A Strategy for Archives Metadata Representation on CIDOC-CRM and Knowledge Discovery

Tracking #: 2657-3871

Dora Melo
Irene Pimenta Rodrigues
Davide Varagnolo

Responsible editor: 
Eero Hyvonen

Submission type: 
Full Paper
This paper presents a strategy for the semantic migration of Portuguese National Archives records into CIDOC-CRM standard, an ontology developed for museums, within the context of EPISA project. The approach to automatically populate the CIDOC-CRM is based on Mapping Description Rules to semantically translate the archives descriptive information into CIDOC-CRM representation. The compliance of the CIDOC-CRM model recommendations guarantees that the populated CIDOC-CRM ontology of archives descriptive information verifies interoperability, and could be linked and integrated with other populated CIDOC-CRM ontologies. In the information modelling, requirements on the mapping representation, due to the intent of interpreting natural language text to automatically extract information of metadata text fields and to interpret natural language queries, are taken into account. To automatically interpret the Mapping Description Rules, OWL API was used to obtain the set of assertions that represents the information in the target ontology and two datasets are available with some migration examples. The exploration of the knowledge representation is done through some Description Logic queries to highlight the advantages of having this new representation of the National Archives. The evaluation of the resulting representation can be done automatically proving its correctness for the metadata that has a direct representation in CIDOC-CRM.
Full PDF Version: 

Major Revision

Solicited Reviews:
Click to Expand/Collapse
Review #1
Anonymous submitted on 04/Mar/2021
Major Revision
Review Comment:

This manuscript was submitted as 'full paper' and should be reviewed along the usual dimensions for research contributions which include (1) originality, (2) significance of the results, and (3) quality of writing.

The paper introduces and discusses a strategy for a semantic migration process that maps information from descriptive records of the Portuguese National Archives onto the CIDOC CRM.

The major result presented in the text appears to be the definition of Mapping Description Rules and their application to the specific use case of the DigitArq, the national archive system of Portugal. Beyond that, a couple of interesting modelling challenges are being discussed, that constitute valueable lessons-learned, as well as a range of relevant "open problems" with regard to the further development and implementation of the Mapping Description Rules.

The kind of (practical) work discussed in the paper is very relevant (and needed) for the further advancement of the idea of semantic networks, i. e. integrated and rich knowledge bases in the cultural heritage domain.
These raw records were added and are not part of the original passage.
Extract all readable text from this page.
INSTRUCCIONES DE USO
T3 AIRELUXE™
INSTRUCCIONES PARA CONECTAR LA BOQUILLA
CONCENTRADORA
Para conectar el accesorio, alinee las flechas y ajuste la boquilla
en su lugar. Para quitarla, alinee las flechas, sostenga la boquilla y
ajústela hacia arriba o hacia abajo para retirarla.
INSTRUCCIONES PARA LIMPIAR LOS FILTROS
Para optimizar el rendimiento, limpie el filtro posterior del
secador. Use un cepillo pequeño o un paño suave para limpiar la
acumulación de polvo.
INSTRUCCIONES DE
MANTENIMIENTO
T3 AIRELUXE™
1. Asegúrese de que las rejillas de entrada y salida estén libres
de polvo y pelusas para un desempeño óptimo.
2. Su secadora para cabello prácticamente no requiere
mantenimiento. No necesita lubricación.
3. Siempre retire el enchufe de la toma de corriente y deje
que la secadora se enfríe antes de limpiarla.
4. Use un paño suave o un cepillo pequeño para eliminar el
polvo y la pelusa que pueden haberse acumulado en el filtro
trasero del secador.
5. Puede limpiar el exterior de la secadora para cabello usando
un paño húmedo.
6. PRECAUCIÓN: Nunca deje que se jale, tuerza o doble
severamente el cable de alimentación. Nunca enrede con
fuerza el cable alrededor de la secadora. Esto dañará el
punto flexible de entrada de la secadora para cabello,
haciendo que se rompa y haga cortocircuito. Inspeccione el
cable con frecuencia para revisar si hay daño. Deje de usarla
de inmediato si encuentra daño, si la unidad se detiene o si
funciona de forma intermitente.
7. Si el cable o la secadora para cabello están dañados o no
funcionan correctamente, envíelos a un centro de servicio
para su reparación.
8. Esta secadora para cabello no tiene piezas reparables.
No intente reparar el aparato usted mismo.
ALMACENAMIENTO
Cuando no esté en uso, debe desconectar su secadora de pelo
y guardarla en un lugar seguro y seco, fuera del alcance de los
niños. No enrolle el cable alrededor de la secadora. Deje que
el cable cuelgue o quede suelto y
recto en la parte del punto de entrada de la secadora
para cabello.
However, my overall impression is that the manuscript is border-line with regard to a full (research) paper publication. The work that is discussed is original, relevant (also to the SWJ's scope) and useful, but seems to be very much work-in-progress. The results presented appear, overall, to be still too much of an interim nature. Furtherhmore, the quality of writing, for the most part, makes it hard to follow the argument. At the very least, the text needs to be revised linguistically.

Additional Comments:

- The Introduction (p. 2) states that the "Mapping Description Rules, as defined, can be easily adapted to the use of other ontologies": This statement is not taken up or substantiated further in the remainder of the text.
- The Introduction (p. 2) states that Section 5 will present an evaluation of the results of the migration process. Section 5 does, however, as far as I understand, present how the results could be evaluated, but not what the outcome of the evaluation was. The Conclusion then states, if I am not mistaken, that the evaluation is still pending, and that there are actually two "sub processes" (still) to be evaluated.
- The authors could be more clear about (or formulate more clearly) the state of evaluation: What exactly is evaluated and how; and what are the (possibly preliminary) results?
- However, it appears that the evaluation part is still very much on-going; for a research paper, I would expect corresponding results to be included.
- p.3: CIDOC CRM has been chosen as the target ontology, and a couple of reasons for this choice are mentioned. However, have other choices been considered/evaluated?
- How does the work presented here – the mapping from ISAD(G) to CIDOC CRM – relate to ArchOnto?
- p. 7, l. 45: "2 NewInst(IDE22 , ’E31 Man-Made Object’)" → "2 NewInst(IDE22 , ’E22 Man-Made Object’)" (read: change "E31" to "E22")
- On p. 14 it is stated, that „any baptism event is established as an instance of the entity ’E5 Event’“: Why is baptism not an instance of "E7 Activity"? Related to this (p. 14/15): Why is the domain of "PC14 Carried Out By" defined as "E5 Event" (and not "E7 Activity")?
- On p. 17: Librarians and archivists are specified as the main target users for the "Query Ontology Interface". Why also librarians? Are there library data / bibliographic records included in the archical data set you are working with? Are researchers – who use the archives and want to utilize the archival aids (themselves) – not part of the target group?
- Generally, the paper would benefit from a more extensive discussion of the modelling challenges/decisions encountered, and, related to that, a more extensive discussion of the advantages of the semantic network approach (based on CIDOC CRM) in terms of (new/advanced) query options (that were not possible before and are relevant to the target user groups).

Review #2
By Carlo Meghini submitted on 11/Mar/2021
Minor Revision
Review Comment:

This manuscript was submitted as 'full paper' and should be reviewed along the usual dimensions for research contributions which include (1) originality, (2) significance of the results, and (3) quality of writing.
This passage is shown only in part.